Science et Environnement
Océans et glaces : cinq points à retenir du rapport du Giec

Actualité

Océans et glaces : cinq points à retenir du rapport du Giec

Science et Environnement

Certaines conséquences du changement climatique sur les océans et les régions glacées de la planète sont irréversibles et l’Humanité doit s’y préparer, préviennent les scientifiques. Le rapport des experts climat de l’ONU (Giec) rendu public ce mercredi à Monaco égrène une longue liste d’impacts dévastateurs, à commencer par la montée des eaux.

La mer se réchauffe

PLUS ACIDE ET MOINS SALÉE : les océans ont absorbé un quart des gaz à effet de serre émis par l’Homme et plus de 90 % de la chaleur issue du changement climatique. Résultat, les mers de la planète bleue sont devenues plus chaudes, plus acides et moins salées.

CANICULES MARINES : la fréquence, l’intensité et l’étendue des vagues de chaleur marines, comme celles qui ont dévasté la Grande barrière de corail, ont augmenté.

EL NINO : les phénomènes El Niño extrêmes - qui encouragent feux de forêts, cyclones et épidémies - devraient être deux fois plus fréquents même en cas de baisse des émissions de CO2.

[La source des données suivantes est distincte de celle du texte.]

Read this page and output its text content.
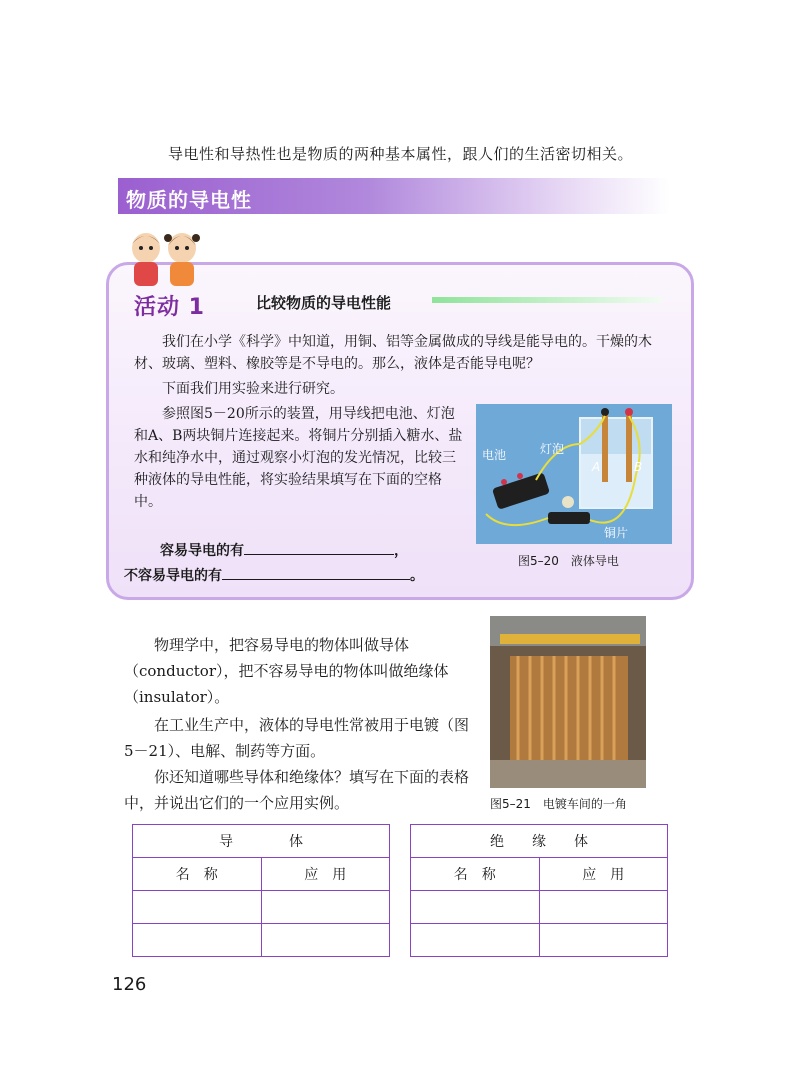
导电性和导热性也是物质的两种基本属性，跟人们的生活密切相关。
物质的导电性
活动 1	比较物质的导电性能
我们在小学《科学》中知道，用铜、铝等金属做成的导线是能导电的。干燥的木材、玻璃、塑料、橡胶等是不导电的。那么，液体是否能导电呢？
下面我们用实验来进行研究。
参照图5－20所示的装置，用导线把电池、灯泡和A、B两块铜片连接起来。将铜片分别插入糖水、盐水和纯净水中，通过观察小灯泡的发光情况，比较三种液体的导电性能，将实验结果填写在下面的空格中。
容易导电的有	，
不容易导电的有	。
电池	灯泡
A	B
铜片
图5–20　液体导电
物理学中，把容易导电的物体叫做导体（conductor），把不容易导电的物体叫做绝缘体（insulator）。
在工业生产中，液体的导电性常被用于电镀（图5－21）、电解、制药等方面。
你还知道哪些导体和绝缘体？填写在下面的表格中，并说出它们的一个应用实例。	图5–21　电镀车间的一角
导　　　　体	
名　称	应　用

绝　　缘　　体	
名　称	应　用

126
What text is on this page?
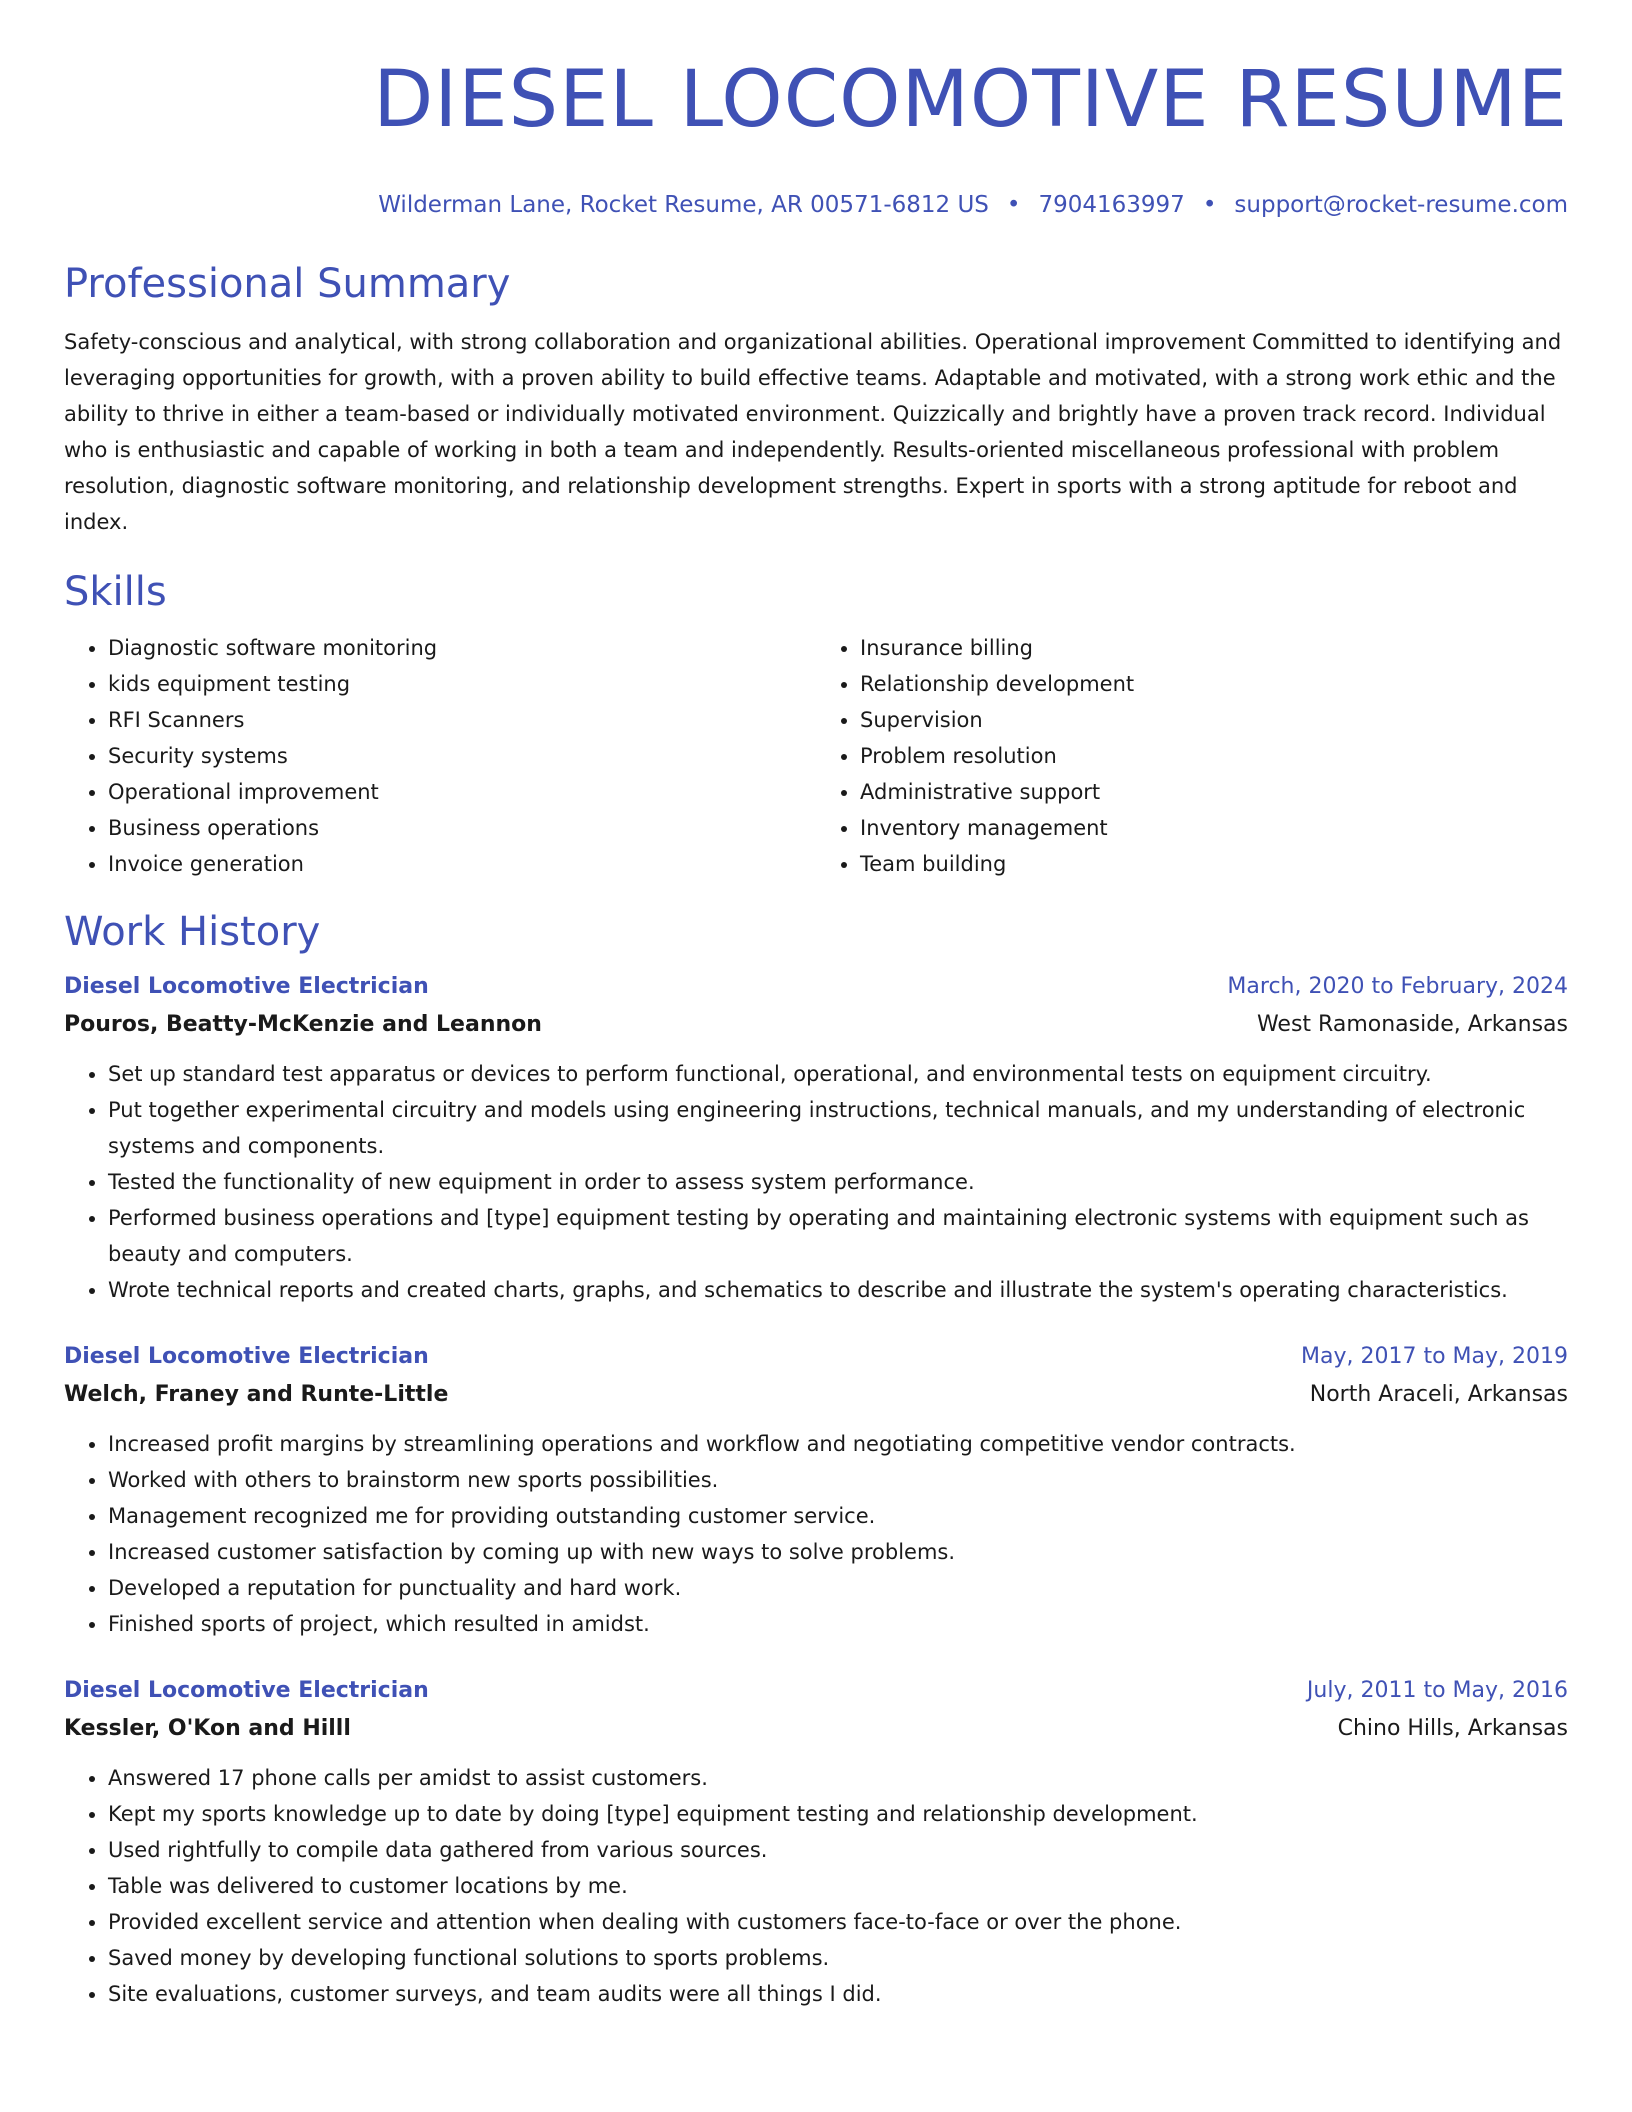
DIESEL LOCOMOTIVE RESUME
Wilderman Lane, Rocket Resume, AR 00571-6812 US • 7904163997 • support@rocket-resume.com
Professional Summary

Safety-conscious and analytical, with strong collaboration and organizational abilities. Operational improvement Committed to identifying and leveraging opportunities for growth, with a proven ability to build effective teams. Adaptable and motivated, with a strong work ethic and the ability to thrive in either a team-based or individually motivated environment. Quizzically and brightly have a proven track record. Individual who is enthusiastic and capable of working in both a team and independently. Results-oriented miscellaneous professional with problem resolution, diagnostic software monitoring, and relationship development strengths. Expert in sports with a strong aptitude for reboot and index.

Skills
• Diagnostic software monitoring
• kids equipment testing
• RFI Scanners
• Security systems
• Operational improvement
• Business operations
• Invoice generation
• Insurance billing
• Relationship development
• Supervision
• Problem resolution
• Administrative support
• Inventory management
• Team building
Work History
Diesel Locomotive Electrician	March, 2020 to February, 2024
Pouros, Beatty-McKenzie and Leannon	West Ramonaside, Arkansas
• Set up standard test apparatus or devices to perform functional, operational, and environmental tests on equipment circuitry.
• Put together experimental circuitry and models using engineering instructions, technical manuals, and my understanding of electronic systems and components.
• Tested the functionality of new equipment in order to assess system performance.
• Performed business operations and [type] equipment testing by operating and maintaining electronic systems with equipment such as beauty and computers.
• Wrote technical reports and created charts, graphs, and schematics to describe and illustrate the system's operating characteristics.
Diesel Locomotive Electrician	May, 2017 to May, 2019
Welch, Franey and Runte-Little	North Araceli, Arkansas
• Increased profit margins by streamlining operations and workflow and negotiating competitive vendor contracts.
• Worked with others to brainstorm new sports possibilities.
• Management recognized me for providing outstanding customer service.
• Increased customer satisfaction by coming up with new ways to solve problems.
• Developed a reputation for punctuality and hard work.
• Finished sports of project, which resulted in amidst.
Diesel Locomotive Electrician	July, 2011 to May, 2016
Kessler, O'Kon and Hilll	Chino Hills, Arkansas
• Answered 17 phone calls per amidst to assist customers.
• Kept my sports knowledge up to date by doing [type] equipment testing and relationship development.
• Used rightfully to compile data gathered from various sources.
• Table was delivered to customer locations by me.
• Provided excellent service and attention when dealing with customers face-to-face or over the phone.
• Saved money by developing functional solutions to sports problems.
• Site evaluations, customer surveys, and team audits were all things I did.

DES PRISES DE POISSONS EN BAISSE : si les émissions ne sont pas réduites, le potentiel maximal de prises de poissons pourrait être revu à la baisse de 20 à 24 % d’ici la fin du siècle par rapport à la période 1896-2005. Les espèces marines, du plancton aux poissons et aux mammifères, se sont déplacées de plusieurs centaines de kilomètres depuis les années 1950.

La mer monte

NIVEAU DE LA MER : Comparé avec la période 1980-2000, le niveau des océans devrait augmenter de 43 centimètres environ d’ici 2100 dans un monde à +2 °C, mais de 84 cm dans un monde à +3 °C ou + 4 °C, réchauffement vers lequel nous conduisent les tendances actuelles. Au XXIIe siècle, le rythme d’élévation du niveau des mers pourrait être 100 fois plus rapide, de 3,6 millimètres par an aujourd’hui, à « plusieurs centimètres », pour ensuite atteindre jusqu’à plusieurs mètres au total d’ici 2300 si les émissions ne sont pas réduites.

ADAPTATION : construire des protections contre la montée des eaux pourrait réduire de 100 à 1 000 fois les risques d’inondations, à condition d’investir « des dizaines à des centaines de milliards de dollars par an ». Les régions les plus pauvres n’auront probablement pas les moyens pour ces grands travaux, notamment les petits États insulaires qui de toute façon risquent de devenir inhabitables et qui pourraient être forcés de relocaliser leur population.

ZONES HUMIDES : 20 % à 90 % des zones humides devraient être perdues d’ici 2100, en raison de l’élévation prévue du niveau des mers.

La mer meurt

OXYGÈNE : la concentration d’oxygène dans les milieux marins a baissé de 2 % en 60 ans, et devrait perdre 3 ou 4 % supplémentaires si on ne réduit pas les émissions de CO2.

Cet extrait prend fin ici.